Hayal’in yine kendini sakladığını biliyordu Arda. İstese onu sıkıştırmaya devam eder, istediği her şeyi öğrenebilirdi ondan. Ama yapmayacaktı bunu... Onun içindekileri tıpkı eski zamanlarda olduğu gibi zorunlu olmadan kendisine dökeceği anı bekleyecekti…
"Haklısın… Senden öğrenecek daha çok şeyim var gibi görünüyor."
***
O günden sonraki günlerde birbirlerini daha önce hiç olmadıkları kadar çok görür olmuşlardı. Üzerinde çalıştıkları proje olmasaydı, bir araya doğru dürüst gelemeyeceklerinin ikisi de farkındaydı. Bunun haricinde Arda'daki başarı hırsını görmek Hayal’i şaşkınlığa uğratmış, ama aynı zamanda onun işini ciddiye alması da sevindirmişti.
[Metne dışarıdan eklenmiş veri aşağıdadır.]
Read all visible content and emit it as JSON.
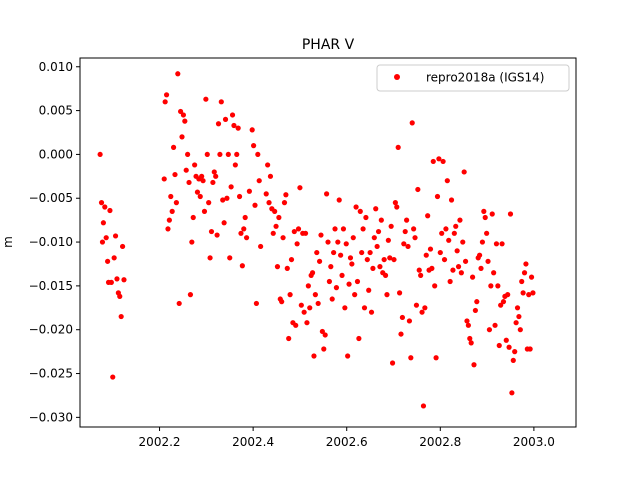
{
  "chart_data": {
    "type": "scatter",
    "title": "PHAR V",
    "xlabel": "",
    "ylabel": "m",
    "xlim": [
      2002.03,
      2003.09
    ],
    "ylim": [
      -0.0311,
      0.011
    ],
    "xticks": [
      2002.2,
      2002.4,
      2002.6,
      2002.8,
      2003.0
    ],
    "xtick_labels": [
      "2002.2",
      "2002.4",
      "2002.6",
      "2002.8",
      "2003.0"
    ],
    "yticks": [
      0.01,
      0.005,
      0.0,
      -0.005,
      -0.01,
      -0.015,
      -0.02,
      -0.025,
      -0.03
    ],
    "ytick_labels": [
      "0.010",
      "0.005",
      "0.000",
      "−0.005",
      "−0.010",
      "−0.015",
      "−0.020",
      "−0.025",
      "−0.030"
    ],
    "grid": false,
    "legend_position": "top-right",
    "series": [
      {
        "name": "repro2018a (IGS14)",
        "color": "#ff0000",
        "marker": "circle",
        "points": [
          [
            2002.073,
            0.0
          ],
          [
            2002.076,
            -0.0055
          ],
          [
            2002.078,
            -0.01
          ],
          [
            2002.08,
            -0.0078
          ],
          [
            2002.083,
            -0.006
          ],
          [
            2002.086,
            -0.0095
          ],
          [
            2002.089,
            -0.0122
          ],
          [
            2002.091,
            -0.0146
          ],
          [
            2002.094,
            -0.0064
          ],
          [
            2002.097,
            -0.0146
          ],
          [
            2002.1,
            -0.0254
          ],
          [
            2002.103,
            -0.0118
          ],
          [
            2002.106,
            -0.0093
          ],
          [
            2002.109,
            -0.0142
          ],
          [
            2002.112,
            -0.0158
          ],
          [
            2002.115,
            -0.0162
          ],
          [
            2002.118,
            -0.0185
          ],
          [
            2002.121,
            -0.0105
          ],
          [
            2002.124,
            -0.0143
          ],
          [
            2002.21,
            -0.0028
          ],
          [
            2002.212,
            0.006
          ],
          [
            2002.215,
            0.0068
          ],
          [
            2002.218,
            -0.0085
          ],
          [
            2002.221,
            -0.0075
          ],
          [
            2002.224,
            -0.0048
          ],
          [
            2002.227,
            -0.0065
          ],
          [
            2002.23,
            0.0008
          ],
          [
            2002.233,
            -0.0023
          ],
          [
            2002.236,
            -0.0055
          ],
          [
            2002.239,
            0.0092
          ],
          [
            2002.242,
            -0.017
          ],
          [
            2002.245,
            0.0049
          ],
          [
            2002.248,
            0.002
          ],
          [
            2002.251,
            0.0045
          ],
          [
            2002.254,
            0.0038
          ],
          [
            2002.257,
            -0.0018
          ],
          [
            2002.26,
            0.0
          ],
          [
            2002.263,
            -0.0032
          ],
          [
            2002.266,
            -0.016
          ],
          [
            2002.269,
            -0.01
          ],
          [
            2002.272,
            -0.0072
          ],
          [
            2002.275,
            -0.0012
          ],
          [
            2002.278,
            -0.0025
          ],
          [
            2002.281,
            -0.0043
          ],
          [
            2002.284,
            -0.0028
          ],
          [
            2002.287,
            -0.0048
          ],
          [
            2002.29,
            -0.0025
          ],
          [
            2002.293,
            -0.003
          ],
          [
            2002.296,
            -0.0065
          ],
          [
            2002.299,
            0.0063
          ],
          [
            2002.302,
            0.0
          ],
          [
            2002.305,
            -0.0055
          ],
          [
            2002.308,
            -0.0118
          ],
          [
            2002.311,
            -0.0088
          ],
          [
            2002.314,
            -0.0032
          ],
          [
            2002.317,
            -0.002
          ],
          [
            2002.32,
            -0.0025
          ],
          [
            2002.323,
            -0.0092
          ],
          [
            2002.326,
            0.0035
          ],
          [
            2002.329,
            0.0
          ],
          [
            2002.332,
            0.006
          ],
          [
            2002.335,
            -0.0052
          ],
          [
            2002.338,
            -0.0078
          ],
          [
            2002.341,
            0.004
          ],
          [
            2002.344,
            -0.005
          ],
          [
            2002.347,
            0.0
          ],
          [
            2002.35,
            -0.0118
          ],
          [
            2002.353,
            -0.0037
          ],
          [
            2002.356,
            0.0045
          ],
          [
            2002.359,
            0.0033
          ],
          [
            2002.362,
            -0.0012
          ],
          [
            2002.365,
            0.0
          ],
          [
            2002.368,
            0.003
          ],
          [
            2002.371,
            -0.0048
          ],
          [
            2002.374,
            -0.009
          ],
          [
            2002.377,
            -0.0127
          ],
          [
            2002.38,
            -0.0085
          ],
          [
            2002.383,
            -0.0072
          ],
          [
            2002.386,
            -0.0095
          ],
          [
            2002.392,
            -0.0042
          ],
          [
            2002.398,
            0.0028
          ],
          [
            2002.401,
            0.001
          ],
          [
            2002.404,
            -0.0058
          ],
          [
            2002.407,
            -0.017
          ],
          [
            2002.41,
            0.0
          ],
          [
            2002.413,
            -0.003
          ],
          [
            2002.416,
            -0.0105
          ],
          [
            2002.428,
            -0.0045
          ],
          [
            2002.431,
            -0.0012
          ],
          [
            2002.434,
            -0.0055
          ],
          [
            2002.437,
            -0.0025
          ],
          [
            2002.44,
            -0.0062
          ],
          [
            2002.443,
            -0.009
          ],
          [
            2002.446,
            -0.0065
          ],
          [
            2002.449,
            -0.0082
          ],
          [
            2002.452,
            -0.0128
          ],
          [
            2002.455,
            -0.0072
          ],
          [
            2002.458,
            -0.0165
          ],
          [
            2002.461,
            -0.0168
          ],
          [
            2002.464,
            -0.0095
          ],
          [
            2002.467,
            -0.0055
          ],
          [
            2002.47,
            -0.0046
          ],
          [
            2002.473,
            -0.013
          ],
          [
            2002.476,
            -0.021
          ],
          [
            2002.479,
            -0.016
          ],
          [
            2002.482,
            -0.012
          ],
          [
            2002.485,
            -0.0192
          ],
          [
            2002.488,
            -0.0088
          ],
          [
            2002.491,
            -0.0195
          ],
          [
            2002.494,
            -0.0102
          ],
          [
            2002.497,
            -0.0085
          ],
          [
            2002.5,
            -0.0038
          ],
          [
            2002.503,
            -0.0172
          ],
          [
            2002.506,
            -0.009
          ],
          [
            2002.509,
            -0.018
          ],
          [
            2002.512,
            -0.009
          ],
          [
            2002.515,
            -0.0192
          ],
          [
            2002.518,
            -0.015
          ],
          [
            2002.521,
            -0.0175
          ],
          [
            2002.524,
            -0.0138
          ],
          [
            2002.527,
            -0.0135
          ],
          [
            2002.53,
            -0.023
          ],
          [
            2002.533,
            -0.016
          ],
          [
            2002.536,
            -0.0112
          ],
          [
            2002.539,
            -0.017
          ],
          [
            2002.542,
            -0.0122
          ],
          [
            2002.545,
            -0.0092
          ],
          [
            2002.548,
            -0.0202
          ],
          [
            2002.551,
            -0.0222
          ],
          [
            2002.554,
            -0.0206
          ],
          [
            2002.557,
            -0.0045
          ],
          [
            2002.56,
            -0.01
          ],
          [
            2002.563,
            -0.0145
          ],
          [
            2002.566,
            -0.0128
          ],
          [
            2002.569,
            -0.0165
          ],
          [
            2002.572,
            -0.0112
          ],
          [
            2002.575,
            -0.0085
          ],
          [
            2002.578,
            -0.0152
          ],
          [
            2002.581,
            -0.01
          ],
          [
            2002.584,
            -0.0052
          ],
          [
            2002.587,
            -0.0115
          ],
          [
            2002.59,
            -0.0138
          ],
          [
            2002.593,
            -0.0085
          ],
          [
            2002.596,
            -0.0175
          ],
          [
            2002.599,
            -0.0102
          ],
          [
            2002.602,
            -0.023
          ],
          [
            2002.605,
            -0.0148
          ],
          [
            2002.608,
            -0.0118
          ],
          [
            2002.611,
            -0.0125
          ],
          [
            2002.614,
            -0.0095
          ],
          [
            2002.617,
            -0.016
          ],
          [
            2002.62,
            -0.006
          ],
          [
            2002.623,
            -0.0145
          ],
          [
            2002.626,
            -0.021
          ],
          [
            2002.629,
            -0.0065
          ],
          [
            2002.632,
            -0.0112
          ],
          [
            2002.635,
            -0.0085
          ],
          [
            2002.638,
            -0.0175
          ],
          [
            2002.641,
            -0.0072
          ],
          [
            2002.644,
            -0.012
          ],
          [
            2002.647,
            -0.0155
          ],
          [
            2002.65,
            -0.0112
          ],
          [
            2002.653,
            -0.018
          ],
          [
            2002.656,
            -0.013
          ],
          [
            2002.659,
            -0.0095
          ],
          [
            2002.662,
            -0.0062
          ],
          [
            2002.665,
            -0.0105
          ],
          [
            2002.668,
            -0.0088
          ],
          [
            2002.671,
            -0.0128
          ],
          [
            2002.674,
            -0.0075
          ],
          [
            2002.677,
            -0.0135
          ],
          [
            2002.68,
            -0.012
          ],
          [
            2002.683,
            -0.0138
          ],
          [
            2002.686,
            -0.016
          ],
          [
            2002.689,
            -0.0098
          ],
          [
            2002.692,
            -0.0118
          ],
          [
            2002.695,
            -0.0082
          ],
          [
            2002.698,
            -0.0238
          ],
          [
            2002.701,
            -0.012
          ],
          [
            2002.704,
            -0.0055
          ],
          [
            2002.707,
            -0.006
          ],
          [
            2002.71,
            0.0008
          ],
          [
            2002.713,
            -0.0158
          ],
          [
            2002.716,
            -0.0205
          ],
          [
            2002.719,
            -0.0186
          ],
          [
            2002.722,
            -0.0102
          ],
          [
            2002.725,
            -0.0088
          ],
          [
            2002.728,
            -0.0075
          ],
          [
            2002.731,
            -0.0105
          ],
          [
            2002.734,
            -0.019
          ],
          [
            2002.737,
            -0.0232
          ],
          [
            2002.74,
            0.0036
          ],
          [
            2002.743,
            -0.0085
          ],
          [
            2002.746,
            -0.0095
          ],
          [
            2002.749,
            -0.0172
          ],
          [
            2002.752,
            -0.004
          ],
          [
            2002.755,
            -0.0132
          ],
          [
            2002.758,
            -0.0138
          ],
          [
            2002.761,
            -0.018
          ],
          [
            2002.764,
            -0.0287
          ],
          [
            2002.767,
            -0.0175
          ],
          [
            2002.77,
            -0.0115
          ],
          [
            2002.773,
            -0.007
          ],
          [
            2002.776,
            -0.0132
          ],
          [
            2002.779,
            -0.0108
          ],
          [
            2002.782,
            -0.013
          ],
          [
            2002.785,
            -0.0008
          ],
          [
            2002.788,
            -0.015
          ],
          [
            2002.791,
            -0.0232
          ],
          [
            2002.794,
            -0.0048
          ],
          [
            2002.797,
            -0.0005
          ],
          [
            2002.8,
            -0.0112
          ],
          [
            2002.803,
            -0.009
          ],
          [
            2002.806,
            -0.0008
          ],
          [
            2002.809,
            -0.012
          ],
          [
            2002.812,
            -0.0085
          ],
          [
            2002.815,
            -0.003
          ],
          [
            2002.818,
            -0.0098
          ],
          [
            2002.821,
            -0.0145
          ],
          [
            2002.824,
            -0.0052
          ],
          [
            2002.827,
            -0.0132
          ],
          [
            2002.83,
            -0.009
          ],
          [
            2002.833,
            -0.0082
          ],
          [
            2002.836,
            -0.011
          ],
          [
            2002.839,
            -0.0128
          ],
          [
            2002.842,
            -0.0075
          ],
          [
            2002.845,
            -0.0135
          ],
          [
            2002.848,
            -0.01
          ],
          [
            2002.851,
            -0.002
          ],
          [
            2002.854,
            -0.0122
          ],
          [
            2002.857,
            -0.019
          ],
          [
            2002.86,
            -0.0195
          ],
          [
            2002.863,
            -0.021
          ],
          [
            2002.866,
            -0.0215
          ],
          [
            2002.869,
            -0.014
          ],
          [
            2002.872,
            -0.024
          ],
          [
            2002.875,
            -0.0178
          ],
          [
            2002.878,
            -0.0168
          ],
          [
            2002.881,
            -0.0118
          ],
          [
            2002.884,
            -0.0115
          ],
          [
            2002.887,
            -0.013
          ],
          [
            2002.89,
            -0.01
          ],
          [
            2002.893,
            -0.0065
          ],
          [
            2002.896,
            -0.0072
          ],
          [
            2002.899,
            -0.009
          ],
          [
            2002.902,
            -0.0122
          ],
          [
            2002.905,
            -0.02
          ],
          [
            2002.908,
            -0.015
          ],
          [
            2002.911,
            -0.0068
          ],
          [
            2002.914,
            -0.0135
          ],
          [
            2002.917,
            -0.0195
          ],
          [
            2002.92,
            -0.0102
          ],
          [
            2002.923,
            -0.015
          ],
          [
            2002.926,
            -0.0218
          ],
          [
            2002.929,
            -0.0172
          ],
          [
            2002.932,
            -0.0102
          ],
          [
            2002.935,
            -0.0168
          ],
          [
            2002.938,
            -0.0162
          ],
          [
            2002.941,
            -0.0212
          ],
          [
            2002.944,
            -0.016
          ],
          [
            2002.947,
            -0.022
          ],
          [
            2002.95,
            -0.0068
          ],
          [
            2002.953,
            -0.0272
          ],
          [
            2002.956,
            -0.0235
          ],
          [
            2002.959,
            -0.0225
          ],
          [
            2002.962,
            -0.0192
          ],
          [
            2002.965,
            -0.0175
          ],
          [
            2002.968,
            -0.0185
          ],
          [
            2002.971,
            -0.02
          ],
          [
            2002.974,
            -0.0145
          ],
          [
            2002.977,
            -0.0158
          ],
          [
            2002.98,
            -0.0135
          ],
          [
            2002.983,
            -0.0125
          ],
          [
            2002.986,
            -0.0222
          ],
          [
            2002.989,
            -0.016
          ],
          [
            2002.992,
            -0.0222
          ],
          [
            2002.995,
            -0.014
          ],
          [
            2002.998,
            -0.0158
          ]
        ]
      }
    ]
  }
}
Arda bu sefer gerçekten de kendisi için bir şeyler yapmaya çalışıyordu. Bunu kim olursa olsun kolaylıkla fark edebilirdi…
"Bugünlük işimiz bitti. Gidebilirsin istersen."
Arda diz üstü bilgisayarını çantasına yerleştirirken, göz ucuyla da Hayal’in tüm hareketlerini inceliyordu. Onunla bir haftadır birlikte çalışıyorlardı ve bu 1 haftada oldukça resmilerdi birbirlerine karşı.
"Seni evine bırakabilirim istersen."
Hayal'in cevap vermesine bile gerek kalmadan, arkasından gelen sesle birlikte yüzü asılmıştı Arda'nın…
"Onu ben bırakırım, sen zahmet etme," diyerek odaya adımını attı Giray.
Hayal'in bakışları Arda ve Giray arasında gidip geldi. Sonunda Giray'ın yüzünde sabitledi.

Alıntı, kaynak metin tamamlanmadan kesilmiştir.